Goodbye to all that. This looks like the end of a brief interlude that began in 1945. The interlude was relatively peaceful by historical standards. The postwar order involved new institutions, treaties, alliances, and even a union of the very European nations most given to repetitive bloodshed.

Its end was signaled in 2014 by Russian President Vladimir Putin's annexation of Crimea, a move that ripped to shreds the "territorial integrity" of Ukraine in direct violation of Article 2 of the United Nations Charter.

But it was not so much this act itself that presaged the unraveling. It was the lies that accompanied it. The Soviet Union, in 1931, used the slogan that two plus two equals five. Putin, a pure Soviet product, traffics in lies - the supposed Western encirclement of Russia, the preposterous notion that all the Russian forces and materiel in eastern Ukraine have been figments of the world's imagination.

Enter Putin's pal, Donald Trump, who declares that "there will be no lies" as a prelude to shrieking unvarnished untruth for 76 minutes from a gold-limned podium.

Trump is not alone. There is a global movement of minds. As John Lanchester has observed in The London Review of Books, "I don't think there's ever been a time in British politics when so many people in public life spent so much time loudly declaring things they knew not to be true." The successful arguments of the "Leave" campaign for Britain to quit the European Union "were based on lies."

Facts are now a quaint hangover from a time of rational discourse, little annoyances easily upended.
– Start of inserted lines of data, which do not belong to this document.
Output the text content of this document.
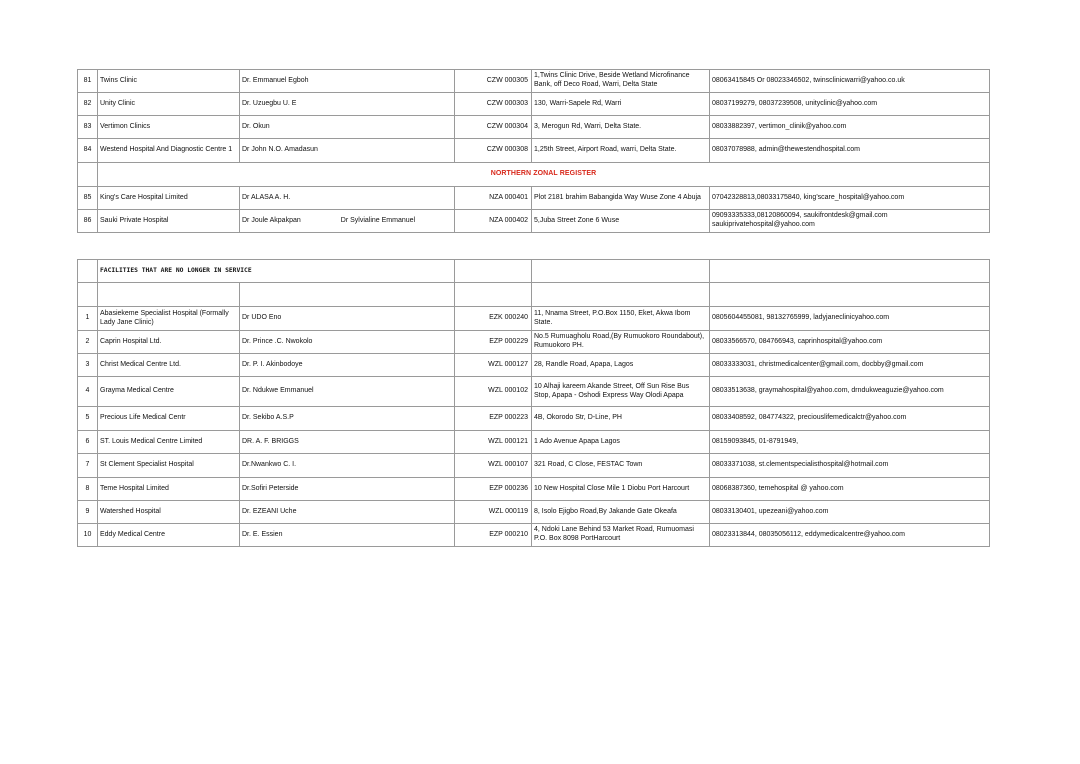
81	Twins Clinic	Dr. Emmanuel Egboh	CZW 000305	1,Twins Clinic Drive, Beside Wetland Microfinance Bank, off Deco Road, Warri, Delta State	08063415845 Or 08023346502, twinsclinicwarri@yahoo.co.uk
82	Unity Clinic	Dr. Uzuegbu U. E	CZW 000303	130, Warri-Sapele Rd, Warri	08037199279, 08037239508, unityclinic@yahoo.com
83	Vertimon Clinics	Dr. Okun	CZW 000304	3, Merogun Rd, Warri, Delta State.	08033882397, vertimon_clinik@yahoo.com
84	Westend Hospital And Diagnostic Centre 1	Dr John N.O. Amadasun	CZW 000308	1,25th Street, Airport Road, warri, Delta State.	08037078988, admin@thewestendhospital.com
	NORTHERN ZONAL REGISTER				
85	King's Care Hospital Limited	Dr ALASA A. H.	NZA 000401	Plot 2181 brahim Babangida Way Wuse Zone 4 Abuja	07042328813,08033175840, king'scare_hospital@yahoo.com
86	Sauki Private Hospital	Dr Joule Akpakpan Dr Sylvialine Emmanuel	NZA 000402	5,Juba Street Zone 6 Wuse	09093335333,08120860094, saukifrontdesk@gmail.com saukiprivatehospital@yahoo.com
	FACILITIES THAT ARE NO LONGER IN SERVICE				

1	Abasiekeme Specialist Hospital (Formally Lady Jane Clinic)	Dr UDO Eno	EZK 000240	11, Nnama Street, P.O.Box 1150, Eket, Akwa Ibom State.	0805604455081, 98132765999, ladyjaneclinicyahoo.com
2	Caprin Hospital Ltd.	Dr. Prince .C. Nwokolo	EZP 000229	No.5 Rumuagholu Road,(By Rumuokoro Roundabout), Rumuokoro PH.	08033566570, 084766943, caprinhospital@yahoo.com
3	Christ Medical Centre Ltd.	Dr. P. I. Akinbodoye	WZL 000127	28, Randle Road, Apapa, Lagos	08033333031, christmedicalcenter@gmail.com, docbby@gmail.com
4	Grayma Medical Centre	Dr. Ndukwe Emmanuel	WZL 000102	10 Alhaji kareem Akande Street, Off Sun Rise Bus Stop, Apapa - Oshodi Express Way Olodi Apapa	08033513638, graymahospital@yahoo.com, drndukweaguzie@yahoo.com
5	Precious Life Medical Centr	Dr. Sekibo A.S.P	EZP 000223	4B, Okorodo Str, D-Line, PH	08033408592, 084774322, preciouslifemedicalctr@yahoo.com
6	ST. Louis Medical Centre Limited	DR. A. F. BRIGGS	WZL 000121	1 Ado Avenue Apapa Lagos	08159093845, 01-8791949,
7	St Clement Specialist Hospital	Dr.Nwankwo C. I.	WZL 000107	321 Road, C Close, FESTAC Town	08033371038, st.clementspecialisthospital@hotmail.com
8	Teme Hospital Limited	Dr.Sofiri Peterside	EZP 000236	10 New Hospital Close Mile 1 Diobu Port Harcourt	08068387360, temehospital @ yahoo.com
9	Watershed Hospital	Dr. EZEANI Uche	WZL 000119	8, Isolo Ejigbo Road,By Jakande Gate Okeafa	08033130401, upezeani@yahoo.com
10	Eddy Medical Centre	Dr. E. Essien	EZP 000210	4, Ndoki Lane Behind 53 Market Road, Rumuomasi P.O. Box 8098 PortHarcourt	08023313844, 08035056112, eddymedicalcentre@yahoo.com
Volume trumps reality.

A red-faced bully, adept in the choreography of collective hysteria, arises. He promises that he alone can set things right. He is the voice. He stands against a great tide of menace, from ISIS to immigrants, and only he understands the vast dimensions of the danger.

It is inevitable, given what he represents, that Trump looks to Putin. George Orwell observed: "Totalitarianism demands, in fact, the continuous alteration of the past, and in the long run probably demands a disbelief in the very existence of objective truth."
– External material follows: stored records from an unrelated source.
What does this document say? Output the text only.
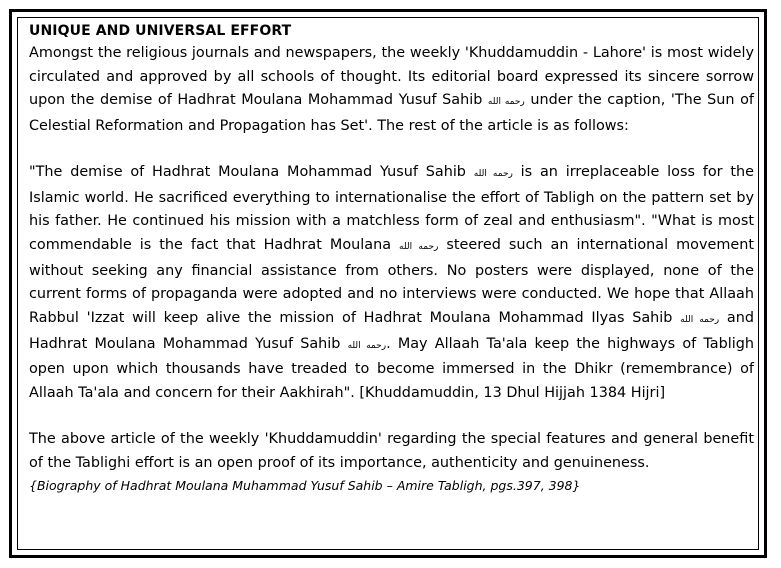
UNIQUE AND UNIVERSAL EFFORT

Amongst the religious journals and newspapers, the weekly 'Khuddamuddin - Lahore' is most widely circulated and approved by all schools of thought. Its editorial board expressed its sincere sorrow upon the demise of Hadhrat Moulana Mohammad Yusuf Sahib رحمه الله under the caption, 'The Sun of Celestial Reformation and Propagation has Set'. The rest of the article is as follows:

"The demise of Hadhrat Moulana Mohammad Yusuf Sahib رحمه الله is an irreplaceable loss for the Islamic world. He sacrificed everything to internationalise the effort of Tabligh on the pattern set by his father. He continued his mission with a matchless form of zeal and enthusiasm". "What is most commendable is the fact that Hadhrat Moulana رحمه الله steered such an international movement without seeking any financial assistance from others. No posters were displayed, none of the current forms of propaganda were adopted and no interviews were conducted. We hope that Allaah Rabbul 'Izzat will keep alive the mission of Hadhrat Moulana Mohammad Ilyas Sahib رحمه الله and Hadhrat Moulana Mohammad Yusuf Sahib رحمه الله. May Allaah Ta'ala keep the highways of Tabligh open upon which thousands have treaded to become immersed in the Dhikr (remembrance) of Allaah Ta'ala and concern for their Aakhirah". [Khuddamuddin, 13 Dhul Hijjah 1384 Hijri]

The above article of the weekly 'Khuddamuddin' regarding the special features and general benefit of the Tablighi effort is an open proof of its importance, authenticity and genuineness.

{Biography of Hadhrat Moulana Muhammad Yusuf Sahib – Amire Tabligh, pgs.397, 398}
Putin is not a totalitarian, but he has totalitarianism in him, and the conditions of today are not those of the 1930s. But in the disaggregation of increasingly unequal societies, the frustrations of the many millions for whom life has become an exercise in precariousness, the pressures of globalization and mass migration, the stirring of racism, the spread of terrorism, and the steady undermining of truth, the seeds of a new authoritarianism have been sown. This is the wave Trump rides.

Trump's strongest argument is that he represents change and Hillary Clinton does not. He will see Clinton's charges of mendacity with accusations that she is untrustworthy. He may well win.

Anyone denying this has not grasped that "epidemic suggestion" tends to be unstoppable.

Brexit illustrated a thirst for disruption at any cost. It was the supporting act for a possible American leap in the dark that would place Trump's portrait in U.S. embassies around the world. Perhaps that's the least of it. Still. That face so displayed would signal the end of an era and imminent danger to the Republic and the world.